Introduction to Endoscopes

Endoscopes have traditionally been considered either rigid or flexible, depending on the geometry required by the physician in accessing different areas of the body. Rigid endoscopes were the high-quality devices with stacks of lenses arranged to relay images from the tip of the scopes to eyepieces or large video cameras outside the body. These rigid endoscopes are surgical devices and are inserted through temporary access ports created by the physician. Flexible endoscopes were lower-quality devices, typically fiber-optic or with a miniature video camera at the tip directly coupled with an equally small camera lens.

Due largely to cell phone camera improvements, the state-of-the-art for miniature video cameras has undertaken a renaissance in image quality. The endoscope industry has been a fortunate beneficiary of this progress.

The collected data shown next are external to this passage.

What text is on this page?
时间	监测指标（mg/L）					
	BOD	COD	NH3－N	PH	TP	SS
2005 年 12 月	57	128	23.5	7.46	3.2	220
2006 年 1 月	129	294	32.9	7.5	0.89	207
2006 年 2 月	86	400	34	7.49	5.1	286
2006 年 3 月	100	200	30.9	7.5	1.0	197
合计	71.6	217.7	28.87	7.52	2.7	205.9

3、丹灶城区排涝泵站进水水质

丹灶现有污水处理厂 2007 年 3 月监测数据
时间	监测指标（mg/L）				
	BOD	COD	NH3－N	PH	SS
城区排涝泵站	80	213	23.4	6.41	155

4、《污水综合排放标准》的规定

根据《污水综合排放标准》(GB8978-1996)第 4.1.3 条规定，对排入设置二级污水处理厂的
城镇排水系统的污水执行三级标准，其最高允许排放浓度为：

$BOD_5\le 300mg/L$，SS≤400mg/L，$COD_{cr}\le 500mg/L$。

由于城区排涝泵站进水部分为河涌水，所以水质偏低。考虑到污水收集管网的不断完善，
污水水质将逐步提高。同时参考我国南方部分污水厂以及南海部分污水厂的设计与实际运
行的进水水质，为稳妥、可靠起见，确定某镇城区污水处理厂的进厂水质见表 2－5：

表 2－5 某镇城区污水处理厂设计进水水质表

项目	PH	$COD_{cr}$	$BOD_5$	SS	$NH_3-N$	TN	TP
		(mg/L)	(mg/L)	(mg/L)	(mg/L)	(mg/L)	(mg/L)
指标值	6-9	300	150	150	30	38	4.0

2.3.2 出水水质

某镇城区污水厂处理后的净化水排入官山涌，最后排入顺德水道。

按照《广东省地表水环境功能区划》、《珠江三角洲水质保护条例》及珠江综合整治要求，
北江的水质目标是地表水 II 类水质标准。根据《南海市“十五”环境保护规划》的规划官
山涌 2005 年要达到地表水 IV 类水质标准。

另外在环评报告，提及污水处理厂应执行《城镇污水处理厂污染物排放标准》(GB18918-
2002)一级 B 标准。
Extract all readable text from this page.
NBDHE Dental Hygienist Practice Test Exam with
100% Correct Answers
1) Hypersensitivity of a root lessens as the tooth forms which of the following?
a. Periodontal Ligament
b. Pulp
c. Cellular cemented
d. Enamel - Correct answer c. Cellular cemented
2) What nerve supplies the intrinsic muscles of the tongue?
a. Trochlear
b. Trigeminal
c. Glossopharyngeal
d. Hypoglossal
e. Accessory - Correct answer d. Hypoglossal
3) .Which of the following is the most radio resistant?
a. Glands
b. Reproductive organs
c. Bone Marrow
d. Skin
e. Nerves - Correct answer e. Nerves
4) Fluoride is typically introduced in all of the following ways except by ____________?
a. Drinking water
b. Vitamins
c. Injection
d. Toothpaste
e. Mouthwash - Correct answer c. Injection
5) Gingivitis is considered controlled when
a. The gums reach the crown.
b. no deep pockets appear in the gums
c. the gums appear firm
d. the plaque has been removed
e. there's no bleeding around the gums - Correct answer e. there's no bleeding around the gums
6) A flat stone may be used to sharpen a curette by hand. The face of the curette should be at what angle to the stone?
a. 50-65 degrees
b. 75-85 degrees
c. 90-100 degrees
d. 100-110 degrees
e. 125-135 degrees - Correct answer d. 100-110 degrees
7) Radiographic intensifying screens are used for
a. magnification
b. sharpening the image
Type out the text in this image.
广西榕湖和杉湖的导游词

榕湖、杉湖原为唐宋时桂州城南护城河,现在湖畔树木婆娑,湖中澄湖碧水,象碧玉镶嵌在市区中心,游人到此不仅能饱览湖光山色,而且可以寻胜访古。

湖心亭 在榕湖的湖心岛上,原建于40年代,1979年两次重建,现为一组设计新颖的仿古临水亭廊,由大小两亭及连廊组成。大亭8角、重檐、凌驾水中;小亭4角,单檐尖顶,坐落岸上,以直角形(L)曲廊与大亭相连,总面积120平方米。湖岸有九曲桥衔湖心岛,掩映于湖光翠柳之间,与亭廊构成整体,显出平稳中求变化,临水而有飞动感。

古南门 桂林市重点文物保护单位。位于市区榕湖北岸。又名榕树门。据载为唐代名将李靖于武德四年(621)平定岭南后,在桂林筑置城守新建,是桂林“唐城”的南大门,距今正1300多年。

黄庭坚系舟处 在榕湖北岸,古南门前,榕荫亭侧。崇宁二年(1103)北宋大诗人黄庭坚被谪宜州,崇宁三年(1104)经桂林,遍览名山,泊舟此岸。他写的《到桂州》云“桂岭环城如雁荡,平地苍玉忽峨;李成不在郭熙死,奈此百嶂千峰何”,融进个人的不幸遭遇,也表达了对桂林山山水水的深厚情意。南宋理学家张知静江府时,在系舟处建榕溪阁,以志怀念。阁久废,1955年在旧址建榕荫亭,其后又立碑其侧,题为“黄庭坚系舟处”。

Improvements in miniature video cameras initially advanced flexible endoscopes, allowing them to be made with a smaller diameter and higher resolution. This was obviously a boon to patients, providing access to additional areas in the body with less trauma and with faster recovery times.

Rigid endoscopes are also benefitting from image sensor improvements. With Olympus Corporation as the forerunner, we are now seeing “chip-on-tip” endoscopes with quality that rivals their relay lens predecessors. We are even seeing the newest three-dimensional (3-D) endoscopes, previously using relay lenses, now using pairs of miniature cameras positioned side-by-side.

Components of an Endoscope System

There are common components to all endoscopes, whether rigid or flexible. For example, Figure below shows a standard 10-mm diameter laparoscope. All visible light scopes have a light source because it is always dark inside the body. (The notable exceptions are infrared endoscopes which rely on the internal blackbody emission of the patient and do not require a light source.)

Xenon sources are the most common type of light although metal halide and tungsten halogen are sometimes used. Light-emitting diode (LED) sources are increasingly seen, with the best models being as bright as xenon and having much longer bulb life.

With typical light source configurations, a requirement exists for transferring the illumination from the light source to the endoscope. The geometry consists of a cable comprising a bundle of optical fibers with the ends bonded or fused and then polished. In flexible endoscopes, the light cable is often built into the endoscope itself.

Once illumination passes through the light cable to the proximal end of the endoscope, it must then be transmitted down the shaft and into the body.
Another bundle of optical fibers is usually used for this function, with the fibers surrounding the optical system like a ring light. The illumination thus reaches the operative site. A small portion of this light scatters off the area of interest and is imaged by the optical system where it can viewed by the physician with a video monitor. The various optical systems used in endoscopes are described in the next section.

By the way, it should be noted that illumination light never goes through the same optical system as the lenses (see Figure below). The reason for this is practical: an extremely small fraction of the light emitted from the light source contributes to forming the image. Glare from back-reflections off the inner surfaces of the lenses will drastically reduce the image contrast even if multilayer antireflection coatings are used.

Of course there are more parts to a rigid scope than just the optics and illumination system. As an example consider the typical components used in a knee arthroscope system (Figure below). The arthroscope itself is typically 4 mm in diameter including the lens system and the fiber-optic illumination system. Surrounding the
optical shaft is another tube called a cannula. There is clearance between the scope shaft and the cannula to allow irrigation to be applied to the knee in order to distend the joint cavity. Irrigation aids in visualization by helping to clear blood and debris during surgery.

To start the arthroscopic procedure, the surgeon inserts a sharp pointed rod called a trocar into the cannula and pushes both instruments at the same time through the skin and tissue outside of the joint cavity. The trocar is then replaced by a blunt-shaped rod called an obturator, which is used to open up access to the joint cavity, minimizing possible damage caused by the sharp trocar. Once the cannula is in position, the obturator is removed and the arthroscope is inserted to start the procedure.

It is interesting to note that when the tip of the arthroscope is immersed in water during surgery (typical in arthroscopy), the field of view visible to the surgeon is cut by about 1/3 because of refraction in water versus air.